Dochód 1700 na osobę czyli program dla ludzi pracujących bez umowy na czarno. No super jak ktoś pracuje legalnie i płaci podatki to może się pożegnać z jakim kolwiek dofinansowaniem.
Do **** z takimi pomysłami. Najuboższe rodziny ogrzewające się pompami ciepła za kilkadziesiąt kafli. Kto to wymyśla:D. Zaraz będzie darmowe paliwo dla najbiedniejszych jeżdżących na wodór hehe
No niestety nie wszyscy zarabiają dużo kasy,a muszą wymienić źródło ciepła na ekologiczne bo Unia Europejska sobie tego życzy to dlaczego nie mogą mieć wsparcia na dofinansowanie
Dawno sie tak nie usmialem ,ciekawe ile osób majacych tak niskie zarobki ma pompe ciepla
Jestem emerytem ale dorabiam. Muszę się zwolnić z pracy bo nie dostanę bonu energetycznego na ogrzewanie. Praca mi się nie opłaca.
LEWACTWO JUZ SIE DORWAŁO A TYLU DURNI YES GŁUPICH, mam piec na eko groszek plus, mamy kopalnie wiec coz bede niemieckiego pana słuchał , eko terrozysci i mafie kit wciskajom, zaden tego nie sciga
Nie zgadzam się na takie przepisy. Jaki pożytek mam mieć z tego że dbam o środowisko. Inwestuję w pompę ciepła i czekam na spełnienie obietnic o rekompensatach w cenach prądu dla korzystających z takiego źródła ciepła. Znowu patologia górą. Nieroby i pasożyty śmieją się człowiekowi w twarz.
I znów dokładanie, najpierw okłamywani, że prundem będzie tanio, a niestety nie było, nie jest i nie będzie szczególnie i nas gdzie mamy najdroższą energię. I jeszcze jej brakuje.
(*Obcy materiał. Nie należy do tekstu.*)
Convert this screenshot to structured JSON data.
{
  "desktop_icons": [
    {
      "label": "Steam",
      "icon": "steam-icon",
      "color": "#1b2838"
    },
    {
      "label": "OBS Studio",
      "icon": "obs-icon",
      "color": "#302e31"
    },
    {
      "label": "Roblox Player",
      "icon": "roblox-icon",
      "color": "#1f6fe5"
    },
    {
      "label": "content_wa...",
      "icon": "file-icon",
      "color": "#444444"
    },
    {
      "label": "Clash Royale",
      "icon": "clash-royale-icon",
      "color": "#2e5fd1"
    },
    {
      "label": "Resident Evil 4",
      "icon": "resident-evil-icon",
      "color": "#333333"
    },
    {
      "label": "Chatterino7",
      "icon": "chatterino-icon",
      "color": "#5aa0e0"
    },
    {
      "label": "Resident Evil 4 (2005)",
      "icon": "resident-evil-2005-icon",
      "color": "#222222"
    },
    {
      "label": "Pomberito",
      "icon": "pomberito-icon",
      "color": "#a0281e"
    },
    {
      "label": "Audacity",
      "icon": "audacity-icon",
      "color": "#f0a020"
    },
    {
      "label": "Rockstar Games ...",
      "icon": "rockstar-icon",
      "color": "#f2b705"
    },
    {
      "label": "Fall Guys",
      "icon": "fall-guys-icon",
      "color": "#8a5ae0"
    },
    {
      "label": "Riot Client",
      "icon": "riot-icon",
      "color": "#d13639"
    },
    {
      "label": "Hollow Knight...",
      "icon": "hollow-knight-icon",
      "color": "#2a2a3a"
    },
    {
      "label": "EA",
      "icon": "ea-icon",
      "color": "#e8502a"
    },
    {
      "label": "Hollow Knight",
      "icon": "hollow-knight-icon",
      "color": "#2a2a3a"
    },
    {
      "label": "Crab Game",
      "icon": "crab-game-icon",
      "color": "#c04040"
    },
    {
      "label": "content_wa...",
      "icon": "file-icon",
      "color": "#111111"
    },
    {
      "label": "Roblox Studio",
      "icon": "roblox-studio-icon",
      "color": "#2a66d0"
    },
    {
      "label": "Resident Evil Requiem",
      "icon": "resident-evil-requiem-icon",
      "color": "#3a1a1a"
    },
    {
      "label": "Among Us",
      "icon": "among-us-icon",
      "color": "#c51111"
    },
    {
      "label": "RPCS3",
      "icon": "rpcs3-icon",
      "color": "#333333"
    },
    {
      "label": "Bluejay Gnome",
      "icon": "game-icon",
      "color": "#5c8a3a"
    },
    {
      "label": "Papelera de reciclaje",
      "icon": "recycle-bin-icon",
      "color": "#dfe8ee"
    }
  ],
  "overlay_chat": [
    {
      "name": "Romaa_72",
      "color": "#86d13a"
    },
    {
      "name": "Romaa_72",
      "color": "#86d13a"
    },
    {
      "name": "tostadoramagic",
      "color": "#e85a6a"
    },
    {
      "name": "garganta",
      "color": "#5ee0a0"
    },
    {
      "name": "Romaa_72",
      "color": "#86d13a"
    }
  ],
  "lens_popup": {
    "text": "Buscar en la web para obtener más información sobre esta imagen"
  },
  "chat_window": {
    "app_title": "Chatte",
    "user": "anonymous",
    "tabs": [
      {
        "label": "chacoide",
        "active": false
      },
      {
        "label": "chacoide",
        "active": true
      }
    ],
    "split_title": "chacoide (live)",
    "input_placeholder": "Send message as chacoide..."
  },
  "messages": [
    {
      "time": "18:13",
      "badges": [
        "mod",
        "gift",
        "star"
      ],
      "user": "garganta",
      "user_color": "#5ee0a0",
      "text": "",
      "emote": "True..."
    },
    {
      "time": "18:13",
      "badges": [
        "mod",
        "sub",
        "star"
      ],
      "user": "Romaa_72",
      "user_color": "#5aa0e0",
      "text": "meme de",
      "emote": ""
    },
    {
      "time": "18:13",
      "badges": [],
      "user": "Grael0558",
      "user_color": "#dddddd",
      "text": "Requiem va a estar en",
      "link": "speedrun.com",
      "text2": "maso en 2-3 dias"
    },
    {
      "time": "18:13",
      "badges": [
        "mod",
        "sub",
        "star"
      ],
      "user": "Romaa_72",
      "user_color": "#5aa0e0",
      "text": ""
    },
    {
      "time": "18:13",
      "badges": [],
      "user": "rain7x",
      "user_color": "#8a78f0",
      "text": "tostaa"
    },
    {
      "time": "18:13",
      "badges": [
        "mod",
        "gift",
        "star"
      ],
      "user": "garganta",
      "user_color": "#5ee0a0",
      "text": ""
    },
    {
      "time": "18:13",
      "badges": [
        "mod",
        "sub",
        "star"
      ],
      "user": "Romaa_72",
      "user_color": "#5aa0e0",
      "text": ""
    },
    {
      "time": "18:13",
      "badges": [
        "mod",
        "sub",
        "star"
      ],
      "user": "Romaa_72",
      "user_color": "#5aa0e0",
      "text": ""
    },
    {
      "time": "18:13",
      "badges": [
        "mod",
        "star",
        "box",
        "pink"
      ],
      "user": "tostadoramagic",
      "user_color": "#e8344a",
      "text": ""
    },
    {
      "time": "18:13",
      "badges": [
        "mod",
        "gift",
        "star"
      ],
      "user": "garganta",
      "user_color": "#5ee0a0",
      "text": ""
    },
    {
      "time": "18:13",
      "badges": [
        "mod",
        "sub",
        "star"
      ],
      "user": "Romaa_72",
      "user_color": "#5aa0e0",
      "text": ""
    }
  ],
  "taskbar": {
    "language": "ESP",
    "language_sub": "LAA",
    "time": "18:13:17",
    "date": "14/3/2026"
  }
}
Ale mimo to dalej trwa nacisk aby wszystko było na prund. A gaz jest pasek, bo komuś nie spodobał się. I zamiary są nakładania podatków na spalony gaz. Ale spalony eingiel w elektrowniach jest już OK. I teraz tym co namówili ich na ogrzewanie prundem reszta będzie się dorzucać. Żyjemy w świecie i kraju żywych paranoi. A rząd zamiast zająć się patologiami w energetyce jakie rozwinęły się przez ostatnie 8 lat, dzięki którym mamy najdroższą energię w Europie, to występuje z kolejnymi propozycjami podwyżek i dalszymi patologicznymi ofertami. Jakieś bony, bonusy. A ja mam jeszcze kartki na pamiątkę, z czasu gdy wszystko było na kartki. I rząd zamiast rozwiązać patologię tworzy kolejną.
A co w przypadku gry osoby mają zainstalowaną fotowoltaikę lub solary słoneczne? zy podwyższony bon również się należy?